Climat d’intimidation

“Giampaolo Rossi a transformé la RAI en Télé Meloni, confie un de ses journalistes. Les nominations suivant un changement de majorité ont toujours répondu à des critères de fidélité mais elles préservaient un vernis de compétences. Il a volé en éclats. Désormais, les pressions sont fréquentes. Il règne à la RAI un climat d’intimidation. Des ministres n’hésitent pas à menacer de nous traîner en justice si on les critique. Les excès de zèle sont courants.” Comme ce jour où un rédacteur en chef débarque en catastrophe dans le bureau d’une journaliste pour faire taire un “vilain” chiffre : son reportage sur le tourisme mentionnait une baisse de 10 % des départs en vacances des Italiens en raison de l’inflation. “La Rai est devenue un mégaphone des positions du gouvernement” se désole notre source.

Un biographe de Mussolini déprogrammé

En témoigne un autre épisode, intervenu en plein festival de Sanremo cet hiver. Invité au rendez-vous annuel de la chanson italienne, rassemblant des millions de téléspectateurs, le rappeur italo-tunisien Ghali lance un “Stop au génocide”, référence à la guerre en cours à Gaza. Une présentatrice de la RAI se voit contrainte de lire en direct un communiqué de soutien au gouvernement à Israël.

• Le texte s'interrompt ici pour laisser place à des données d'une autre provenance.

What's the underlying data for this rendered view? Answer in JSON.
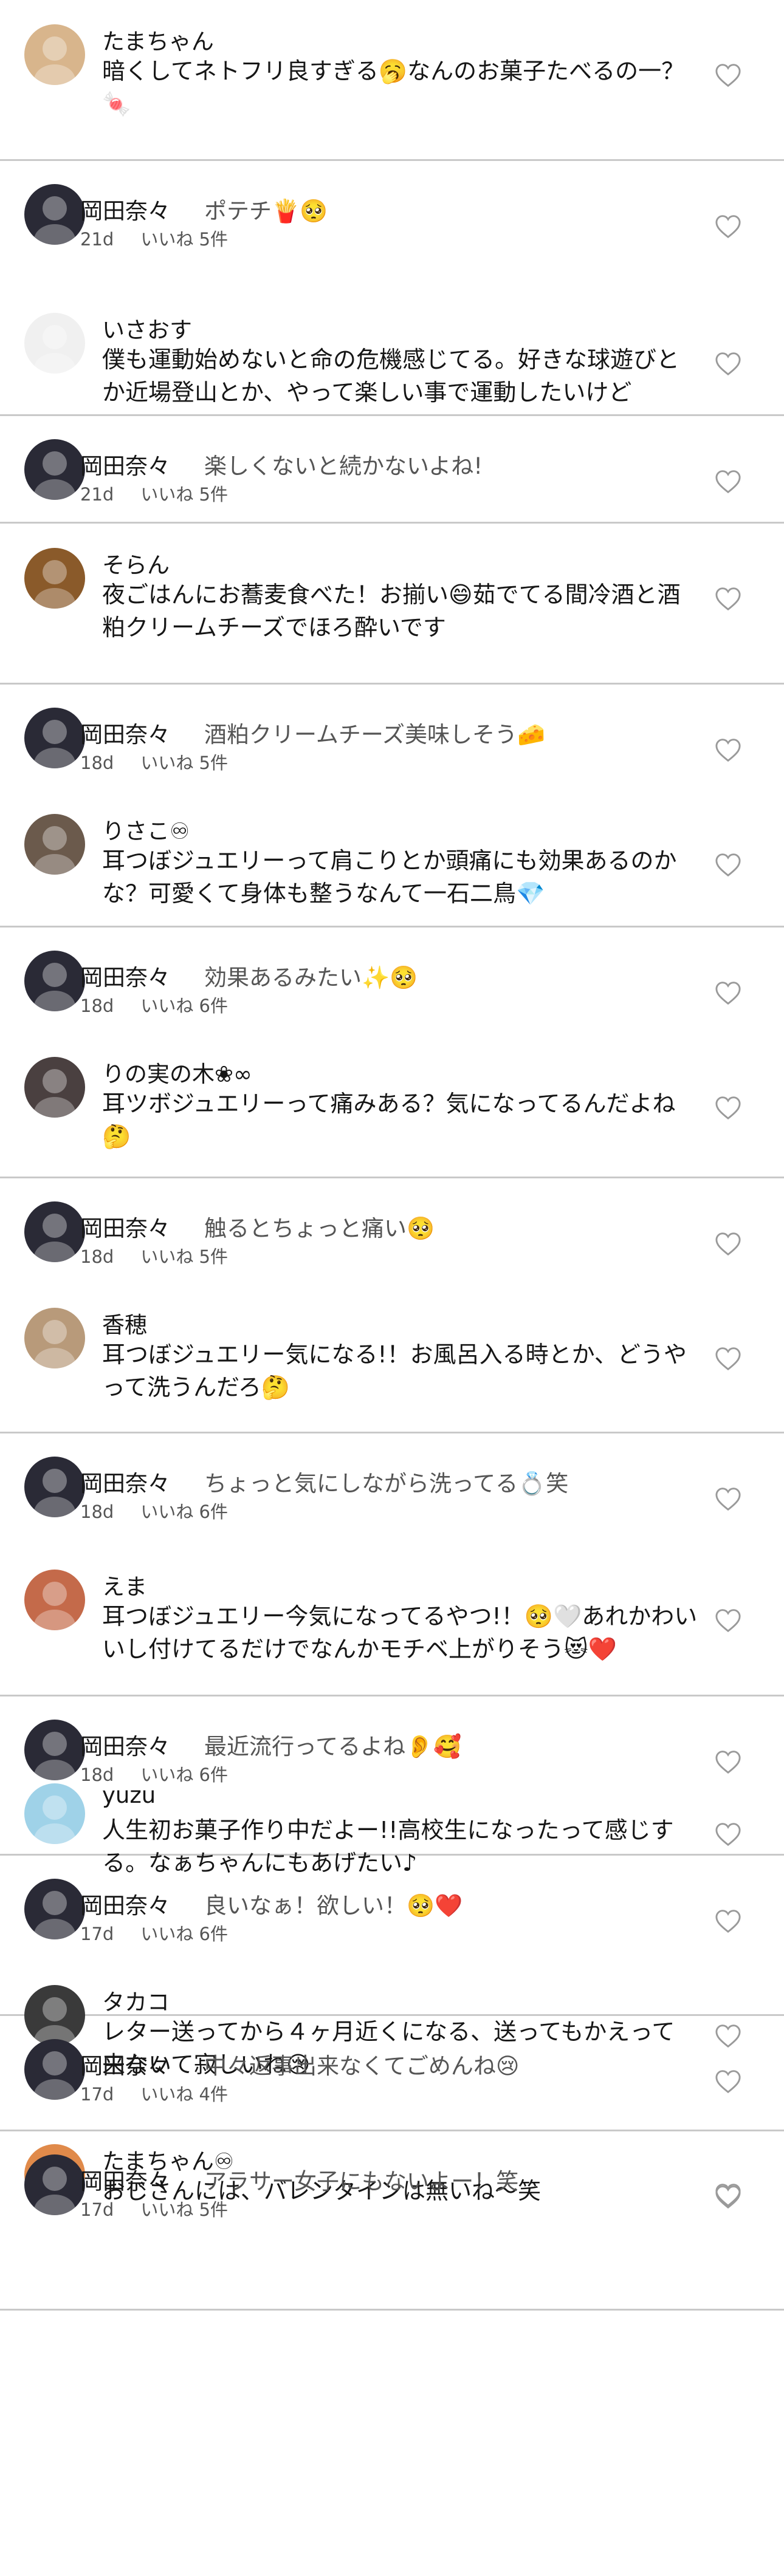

Les adversaires de Giorgia Meloni hurlent à la propagande.

“L’affaire Scurati” (du nom de l’écrivain Antonio Scurati) leur donnera un formidable écho. A l’occasion de la fête de la Libération (25 avril), l’auteur, connu pour sa série de romans sur Benito Mussolini, devait prendre la parole sur une chaîne publique. Il prévoyait de dénoncer les réticences de Georgia Meloni à répudier les racines fascistes de son parti. Des mots qui ne furent jamais entendus à la télévision : le monologue a été déprogrammé au dernier moment. Des documents internes de la RAI publiés dans la presse italienne évoquent des “raisons éditoriales”.

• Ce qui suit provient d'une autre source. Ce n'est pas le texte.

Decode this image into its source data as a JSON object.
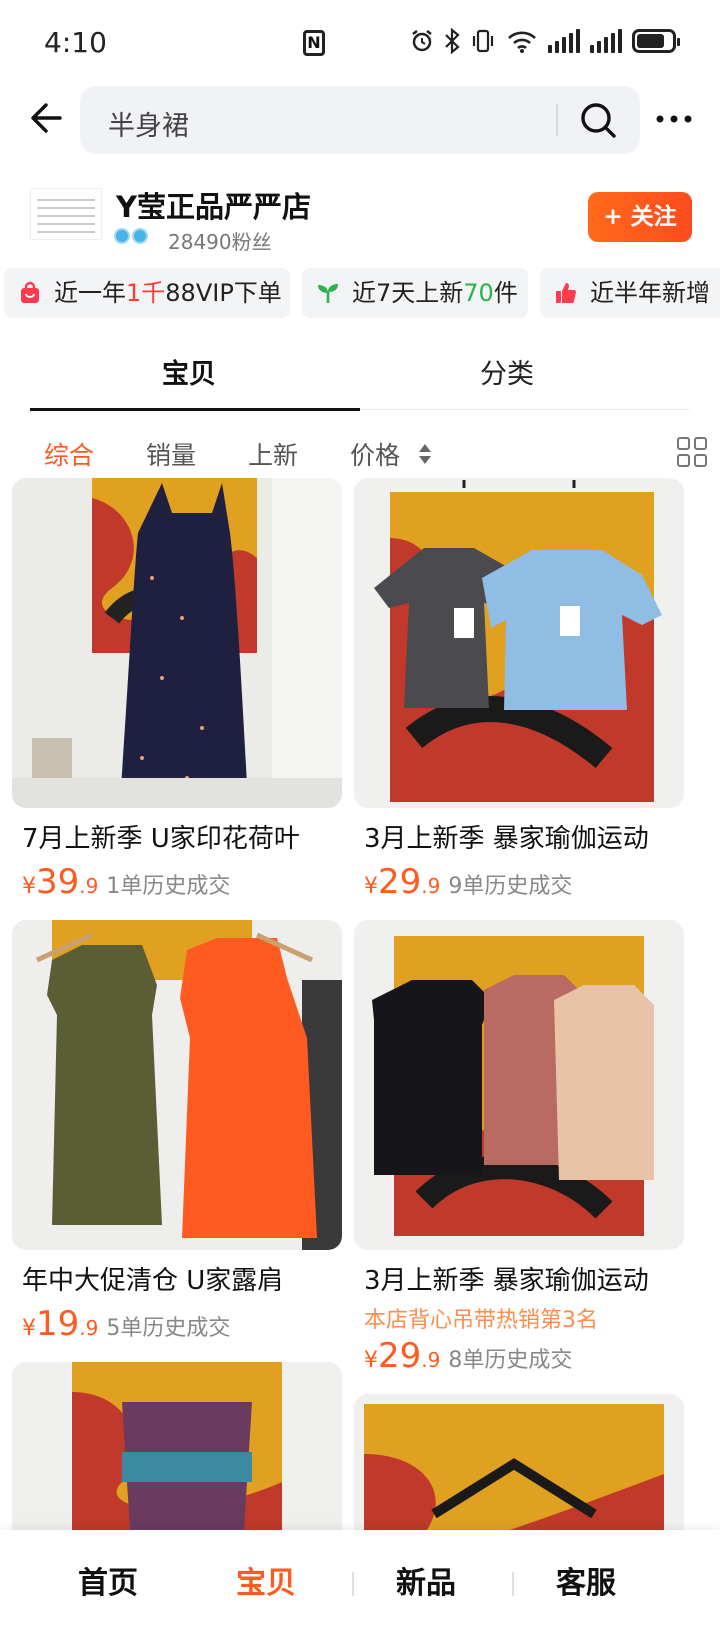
{
  "status_bar": {
    "time": "4:10",
    "icons": [
      "nfc-icon",
      "alarm-icon",
      "bluetooth-icon",
      "vibrate-icon",
      "wifi-icon",
      "signal-icon",
      "signal-icon",
      "battery-icon"
    ]
  },
  "search": {
    "query": "半身裙"
  },
  "shop": {
    "name": "Y莹正品严严店",
    "fans": "28490粉丝",
    "follow_label": "+ 关注",
    "accent": "#ff5a1f"
  },
  "chips": [
    {
      "pre": "近一年",
      "hl": "1千",
      "post": "88VIP下单",
      "hl_color": "red"
    },
    {
      "pre": "近7天上新",
      "hl": "70",
      "post": "件",
      "hl_color": "green"
    },
    {
      "pre": "近半年新增",
      "hl": "",
      "post": "",
      "hl_color": "red"
    }
  ],
  "tabs": [
    {
      "label": "宝贝"
    },
    {
      "label": "分类"
    }
  ],
  "filters": {
    "items": [
      "综合",
      "销量",
      "上新",
      "价格"
    ]
  },
  "products": [
    {
      "title": "7月上新季 U家印花荷叶",
      "currency": "¥",
      "price_int": "39",
      "price_dec": ".9",
      "sold": "1单历史成交"
    },
    {
      "title": "3月上新季 暴家瑜伽运动",
      "currency": "¥",
      "price_int": "29",
      "price_dec": ".9",
      "sold": "9单历史成交"
    },
    {
      "title": "年中大促清仓 U家露肩",
      "currency": "¥",
      "price_int": "19",
      "price_dec": ".9",
      "sold": "5单历史成交"
    },
    {
      "title": "3月上新季 暴家瑜伽运动",
      "currency": "¥",
      "price_int": "29",
      "price_dec": ".9",
      "sold": "8单历史成交",
      "rank": "本店背心吊带热销第3名"
    }
  ],
  "bottom_nav": {
    "items": [
      "首页",
      "宝贝",
      "新品",
      "客服"
    ]
  }
}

Mais la présidente du Conseil veut enterrer cette affaire de censure. Giorgia Meloni décroche son téléphone pour appeler son ami, Giampaolo Rossi. Objectif ? S’accorder sur une tout autre version de l’histoire. Aux patrons de la RAI, la dirigeante demande de justifier la déprogrammation par des raisons financières, en l’espèce le montant trop élevé du cachet qu’aurait demandé Antonio Scurati. La présentatrice de l’émission dans laquelle il devait se produire, Serena Bortone, est depuis visée par une mesure disciplinaire et risque son poste.

“Le contrôle des dirigeants de la RAI sur l’information de service public se fait chaque jour plus asphyxiant” dénonçait le communiqué des syndicats à l’occasion de la grève lancée le 6 mai dernier. “La liberté d’expression existe encore en Italie, mais elle est rendue de plus en plus difficile pour certains, constate Roberto Saviano. Le message est clair : si vous voulez travailler, baissez la tête et gardez le silence sur le gouvernement.”